Ask a Question

Should Mom Know that her husband has died?

Our Mom is 88 and living in a memory care unit. Until fairly recently, she'd been living with Dad and they'd been married for over 67 years. He recently went into hospital with advanced congestive heart failure and didn't survive, passing away in hospice. While Mom was taken to see him in hospice, we did not bring her to the burial or the memorial service. She hasn't beed told that he died, either by family members or by staff in her faciltiy. When we visit sometimes she never mentions him, but other times she asks "where is my husband" and we've just been saying that "he's not here right now" and trying to redirect her. Part of me wants to tell her the truth, but, of course, she'll forget what I've told her and we'll go through the whole thing again the next time we see each other. What's the best, and kindest, way to deal with this situation.
Status: Open    Dec 08, 2016 - 07:25 AM

Dementia

Do you have the same question? Follow this Question

2 answers

Answers

Dec 10, 2016 - 05:19 PM

If you did not take her to the funeral services, then you have already made the decision. . . Every memory loss person is different but if she has forgotten her husband, then just leave it at that.

It is common among memory loss people to begin asking for their parents or others who have died long, long ago. This happens because the 'memory tapes' are erased backwards and distant memories become the most recent. When an 80 y/o is reminded of the death of their parents they commonly do begin grieving as if the death had just happened. They then begin going through the same painful emotional grief process as anyone UNTIL they forget all over again. Caregivers understand this and work to spare them the terrible pain of the realization of a death and do just as you have described - tell them the dead person is 'away' and will see them tomorrow.

Memory loss people live 100% in the moment. Their entire existence can last only a few minutes at a time until they reboot and have to be oriented all over again. I never saw a need to force somebody into a reality that has no meaning for them anyway. Continue doing whatever you can (telling stories, white lies, etc.) to make your mother comfortable.

Dec 11, 2016 - 04:25 AM

We have this problem with my Mom. My Dad was main caregiver but got sick and was hospitalized. Even though we brought her to hospital and even brought him home on hospice, she doesn't remember he died. She went to funeral home to make arrangements and was at the funeral but i don't think she realized what was happening. She seemed shut down. She didn't cry or express any emotions. The next day when she asked about him, we told her that he died she got hysterical. Why didn't anyone tell her!! This went on for several days with her forgetting and us reminding her until it became apparent this was not in her best interest. Now we tell her he is at work or getting coffee or playing golf...... She does get upset that she hasn't seen him for so long but then she forgets.

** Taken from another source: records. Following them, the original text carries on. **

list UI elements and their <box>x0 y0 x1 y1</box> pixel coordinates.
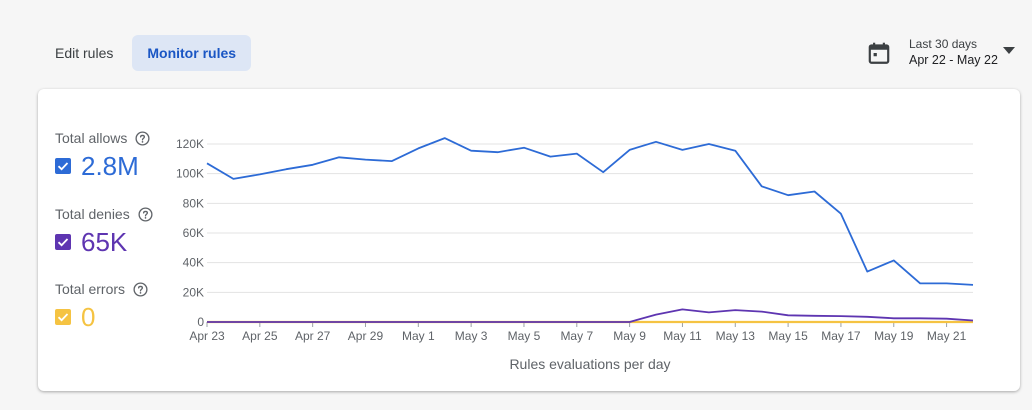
check-icon <box>57 238 69 247</box>
help-icon[interactable] <box>138 206 153 222</box>
x-tick-label: May 1 <box>402 329 435 343</box>
x-tick-label: May 15 <box>768 329 808 343</box>
rules-tabs: Edit rules Monitor rules <box>40 35 252 71</box>
x-tick-label: May 5 <box>508 329 541 343</box>
tab-edit-rules[interactable]: Edit rules <box>55 45 114 61</box>
rules-evaluation-chart: 0 20K 40K 60K 80K 100K 120K Apr 23 Apr 25 Apr 27… <box>176 137 974 372</box>
x-tick-label: Apr 29 <box>348 329 384 343</box>
stat-total-denies: Total denies 65K <box>55 205 185 257</box>
y-tick-label: 80K <box>183 196 204 210</box>
stat-value-errors: 0 <box>81 302 96 332</box>
stat-total-allows: Total allows 2.8M <box>55 129 185 181</box>
tab-monitor-rules[interactable]: Monitor rules <box>132 35 252 71</box>
y-tick-label: 100K <box>176 167 204 181</box>
x-tick-label: May 3 <box>455 329 488 343</box>
date-range-label: Last 30 days <box>909 37 978 51</box>
chart-x-axis-label: Rules evaluations per day <box>509 356 670 372</box>
x-tick-label: Apr 23 <box>189 329 225 343</box>
help-icon[interactable] <box>135 130 150 146</box>
checkbox-total-allows[interactable] <box>55 158 71 174</box>
check-icon <box>57 162 69 171</box>
date-range-text: Last 30 days Apr 22 - May 22 <box>909 36 998 68</box>
help-icon[interactable] <box>133 281 148 297</box>
checkbox-total-denies[interactable] <box>55 234 71 250</box>
stat-value-allows: 2.8M <box>81 151 139 181</box>
stat-value-denies: 65K <box>81 227 128 257</box>
checkbox-total-errors[interactable] <box>55 309 71 325</box>
x-tick-label: May 9 <box>613 329 646 343</box>
y-tick-label: 60K <box>183 226 204 240</box>
rules-metrics-card: Total allows 2.8M Total denies <box>38 89 1020 391</box>
y-tick-label: 20K <box>183 285 204 299</box>
y-tick-label: 120K <box>176 137 204 151</box>
x-tick-label: May 19 <box>874 329 914 343</box>
stat-total-errors: Total errors 0 <box>55 280 185 332</box>
check-icon <box>57 313 69 322</box>
x-tick-label: May 7 <box>560 329 593 343</box>
x-tick-label: Apr 27 <box>295 329 331 343</box>
series-line-total-allows <box>206 137 974 286</box>
x-tick-label: May 17 <box>821 329 861 343</box>
caret-down-icon <box>1003 47 1015 54</box>
x-tick-label: May 13 <box>716 329 756 343</box>
date-range-value: Apr 22 - May 22 <box>909 53 998 67</box>
x-tick-label: Apr 25 <box>242 329 278 343</box>
y-tick-label: 0 <box>197 315 204 329</box>
stat-label-denies: Total denies <box>55 206 130 222</box>
stat-label-allows: Total allows <box>55 130 128 146</box>
date-range-selector[interactable]: Last 30 days Apr 22 - May 22 <box>866 34 1026 74</box>
x-tick-label: May 11 <box>663 329 702 343</box>
stat-label-errors: Total errors <box>55 281 126 297</box>
x-tick-label: May 21 <box>927 329 967 343</box>
series-line-total-denies <box>207 308 974 323</box>
y-tick-label: 40K <box>183 256 204 270</box>
calendar-icon <box>868 42 890 64</box>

We try to distract her and get her off the subject but sometimes it is difficult. I wish you luck this is such a horrible thing for everyone to go through! Prayers!
Comments (1) | New Comment

By e-klacey on Dec 31, 2016 - 06:51 PM | Like (0)  |  Report

My 90 year old mother also asks where her husband and children are. Her husband died almost 22 years ago and she thinks her three children are all young school age kids. We tell her that her husband is either golfing or watching sports at a friend's house and that her kids are with him. She feels like a terrible mother when she doesn't know where her own children are. That is more difficult than her missing husband. I wish I had a better way to calm her rega ding her children. She often gets irritated that her husband is not spending time with her. If anyone has a better solution I would appreciate your input. I hope this phase doesn't last too long.